12 Maar God zeide tot Abraham: Laat het niet kwaad zijn in uw ogen, over den jongen, en over uw dienstmaagd; al wat Sara tot u zal zeggen, hoor naar haar stem; want in Izak zal uw zaad genoemd worden.
13 Doch Ik zal ook den zoon dezer dienstmaagd tot een volk stellen, omdat hij uw zaad is.
14 Toen stond Abraham des morgens vroeg op, en nam brood, en een fles water, en gaf ze aan Hagar, die leggende op haar schouder; ook gaf hij haar het kind, en zond haar weg. En zij ging voort, en dwaalde in de woestijn Ber-seba.
15 Als nu het water van de fles uit was, zo wierp zij het kind onder een van de struiken.
16 En zij ging en zette zich tegenover, afgaande zo verre, als die met de boog schieten; want zij zeide: Dat ik het kind niet zie sterven; en zij zat tegenover, en hief haar stem op, en weende.
17 En God hoorde de stem van den jongen; en de Engel Gods riep Hagar toe uit den hemel, en zeide tot haar: Wat is u, Hagar? Vrees niet; want God heeft naar des jongens stem gehoord, ter plaatse, waar hij is.
18 Sta op, hef den jongen op, en houd hem vast met uwe hand; want Ik zal hem tot een groot volk stellen.
19 En God opende haar ogen, dat zij een waterput zag; en zij ging, en vulde de fles met water, en gaf den jongen te drinken.
20 En God was met den jongen; en hij werd groot, en hij woonde in de woestijn, en werd een boogschutter.
21 En hij woonde in de woestijn Paran; en zijn moeder nam hem een vrouw uit Egypteland.

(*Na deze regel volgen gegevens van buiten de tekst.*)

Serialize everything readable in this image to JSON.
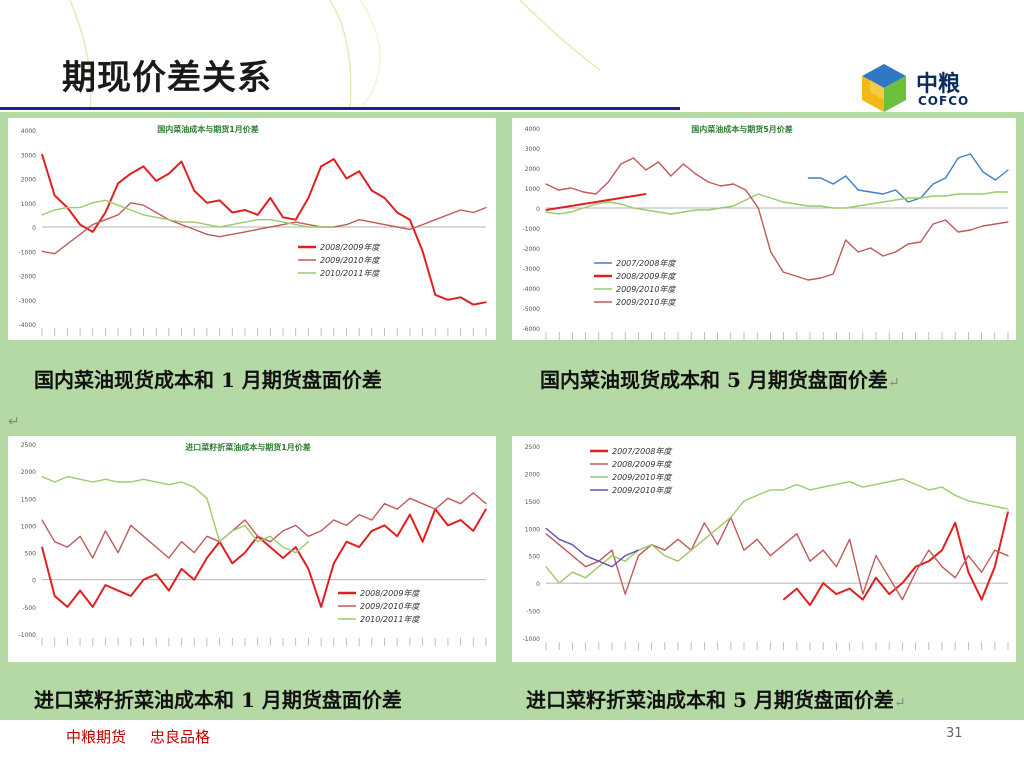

22 Voorts geschiedde het ter zelfder tijd, dat Abimelech, mitsgaders Pichol, zijn krijgsoverste, tot Abraham sprak, zeggende: God is met u in alles, wat gij doet.
23 Zo zweer mij nu hier bij God: Zo gij mij, of mijn zoon, of mijn neef liegen zult! naar de weldadigheid, die ik bij u gedaan heb, zult gij doen bij mij, en bij het land, waarin gij als vreemdeling verkeert.
24 En Abraham zeide: Ik zal zweren.
25 En Abraham berispte Abimelech ter oorzake van een waterput, die Abimelechs knechten met geweld genomen hadden.
26 Toen zeide Abimelech: Ik heb niet geweten, wie dit stuk gedaan heeft; en ook hebt gij het mij niet aangezegd, en ik heb er ook niet van gehoord, dan heden.
27 En Abraham nam schapen en runderen, en gaf die aan Abimelech; en die beiden maakten een verbond.
28 Doch Abraham stelde zeven ooilammeren der kudde bijzonder.
29 Zo zeide Abimelech tot Abraham: Wat zullen hier deze zeven ooilammeren, die gij bijzonder gesteld hebt?
30 En hij zeide: Dat gij de zeven ooilammeren van mijn hand nemen zult, opdat het mij tot een getuigenis zij, dat ik dezen put gegraven heb.
31 Daarom noemde men die plaats Ber-seba, omdat die beiden daar gezworen hadden.
32 Alzo maakten zij een verbond te Ber-seba. Daarna stond Abimelech op, en Pichol, zijn krijgsoverste, en zij keerden wederom naar het land der Filistijnen.
33 En hij plantte een bos in Ber-seba, en riep aldaar den Naam des HEEREN, des eeuwigen Gods, aan.
34 En Abraham woonde als vreemdeling vele dagen in het land der Filistijnen.